Overview: Still growing strong, raised 2011 guidance slightly.

Basic data (GAAP):

Revenue was $1.13 billion, up 4% sequentially from $1.07 billion, and up 43% from $791 million in the year-earlier quarter.

Net income was $255.6 million, up 20% sequentially from $213.2 million, and up 9% from $234.4 million year-earlier.

EPS (earnings per share) were $0.54, up 20% sequentially from $0.45, and up 8% from $0.50 year-earlier.

Comparisons:

Q4 2010 Celgene summary
Q1 2010 Celgene summary

Guidance:

Full 2011 total revenue increased by $50 million to range of $4.45 to $4.55 billion. Revlimid up 26% y/y to $3.05 to $3.15 billion. Non-GAAP diluted EPS also increased to range of $3.35 to $3.40.

Impact of U.S. health care regulation changes for full 2011 is $80 to $90 million, with a disproportionate hit already in Q1.

Quarter Highlights:

CEO Bob Hugin called Q1 results "outstanding." Their business model is set for long-term high growth. International expansion continues, and increased R&D expense will pay off in the future. Medicare donut hole had a negative effect on the quarter.

REVLIMID revenues were $738 million, up 39% y/y. Patent protection was enhanced. Duration of treatment is a growth driver. Now has 48% of overall U.S. myeloma market. Europe was particularly strong. Just starting sales in Japan.

VIDAZA revenues were $163 million, up 36% y/y. In May will lose exclusivity in the U.S.; potential impact of generic competition is built into current guidance. Expanding rapidly outside the U.S.

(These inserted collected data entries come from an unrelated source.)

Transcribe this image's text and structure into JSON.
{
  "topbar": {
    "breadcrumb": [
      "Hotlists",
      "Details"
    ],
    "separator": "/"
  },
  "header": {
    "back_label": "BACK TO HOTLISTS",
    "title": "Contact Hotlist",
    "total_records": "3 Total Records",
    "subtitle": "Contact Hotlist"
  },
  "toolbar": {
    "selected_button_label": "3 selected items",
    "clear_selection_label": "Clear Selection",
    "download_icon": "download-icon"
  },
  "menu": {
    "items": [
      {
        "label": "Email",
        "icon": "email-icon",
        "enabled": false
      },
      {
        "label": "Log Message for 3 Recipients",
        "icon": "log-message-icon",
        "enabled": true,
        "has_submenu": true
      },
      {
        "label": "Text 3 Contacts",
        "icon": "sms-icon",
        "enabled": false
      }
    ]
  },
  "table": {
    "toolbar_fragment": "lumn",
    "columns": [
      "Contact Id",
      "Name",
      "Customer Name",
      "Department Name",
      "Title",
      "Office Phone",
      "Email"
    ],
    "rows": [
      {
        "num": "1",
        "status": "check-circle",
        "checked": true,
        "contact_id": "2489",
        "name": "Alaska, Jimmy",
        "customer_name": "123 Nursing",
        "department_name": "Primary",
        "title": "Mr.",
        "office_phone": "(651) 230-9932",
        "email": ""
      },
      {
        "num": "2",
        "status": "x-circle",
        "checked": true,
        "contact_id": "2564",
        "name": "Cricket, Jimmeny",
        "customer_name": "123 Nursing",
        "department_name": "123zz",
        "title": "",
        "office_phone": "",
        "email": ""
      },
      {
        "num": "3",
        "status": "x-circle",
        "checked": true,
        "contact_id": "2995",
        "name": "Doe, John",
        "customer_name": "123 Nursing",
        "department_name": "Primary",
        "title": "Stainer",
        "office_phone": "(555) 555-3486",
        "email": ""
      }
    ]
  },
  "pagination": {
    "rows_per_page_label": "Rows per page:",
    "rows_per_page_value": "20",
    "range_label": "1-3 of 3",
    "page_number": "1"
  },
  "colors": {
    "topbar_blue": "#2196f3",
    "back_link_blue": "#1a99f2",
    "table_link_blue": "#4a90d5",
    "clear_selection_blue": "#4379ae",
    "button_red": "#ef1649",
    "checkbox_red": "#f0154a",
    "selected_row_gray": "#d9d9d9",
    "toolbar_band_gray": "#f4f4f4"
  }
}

THALOMID revenues were $85 million, down 18% from $104 million year-earlier.

ABRAXANE revenues were $74 million, first full quarter of revenue after acquired from Abraxis. In combo with Gemcitabine recommended by NCCN for pancreatic cancer. 32% response rate shown in Phase II study for metastatic platinum-refractory urothelial (bladder) cancer. Country by country launches for breast cancer in Europe planned for 2011.

Collaboration and other revenue was $9.3 million. Royalty revenue was $32.4 million.

Non-GAAP numbers: revenue $1.11 billion, up 40% y/y. Operating income $486 million. Net income $393 million, up 34% y/y. EPS $0.83, up 32% y/y. 93.2% gross margin.

Pomalidomide international Phase III trial initiated for relapsed or refractory multiple myeloma.

Istodax granted FDA priority review for PTCL (peripheral t-cell lymphoma), also recommended by NCCN. Marketing application submitted in Europe to EMA.

Apremilast is in multiple Phase III trials for psoriasis and psoriatic arthritis.

See also Celgene product pipeline

Cash and equivalents balance ended at $2.43 billion. $275 million cash flow from operations. $450 million spent on share repurchases. $1.5 billion share repurchase program announced during quarter.

Cost of goods sold was $127.3 million. R&D expense was $435.5 million (up from $204.7 million year-earlier). Selling, general and administrative expense was $302.3 million. Amortization was $69.1 million. Acquisition related gain was $96.7 million. Leaving GAAP operating income of $288.0 million. Other losses were $1.2 million. Income tax $31.7 million. Non-controlling interest was $0.5 million.

Q&A:

Revlimid volume growth? We will be able to drive growth on a volume basis, particularly outside the U.S.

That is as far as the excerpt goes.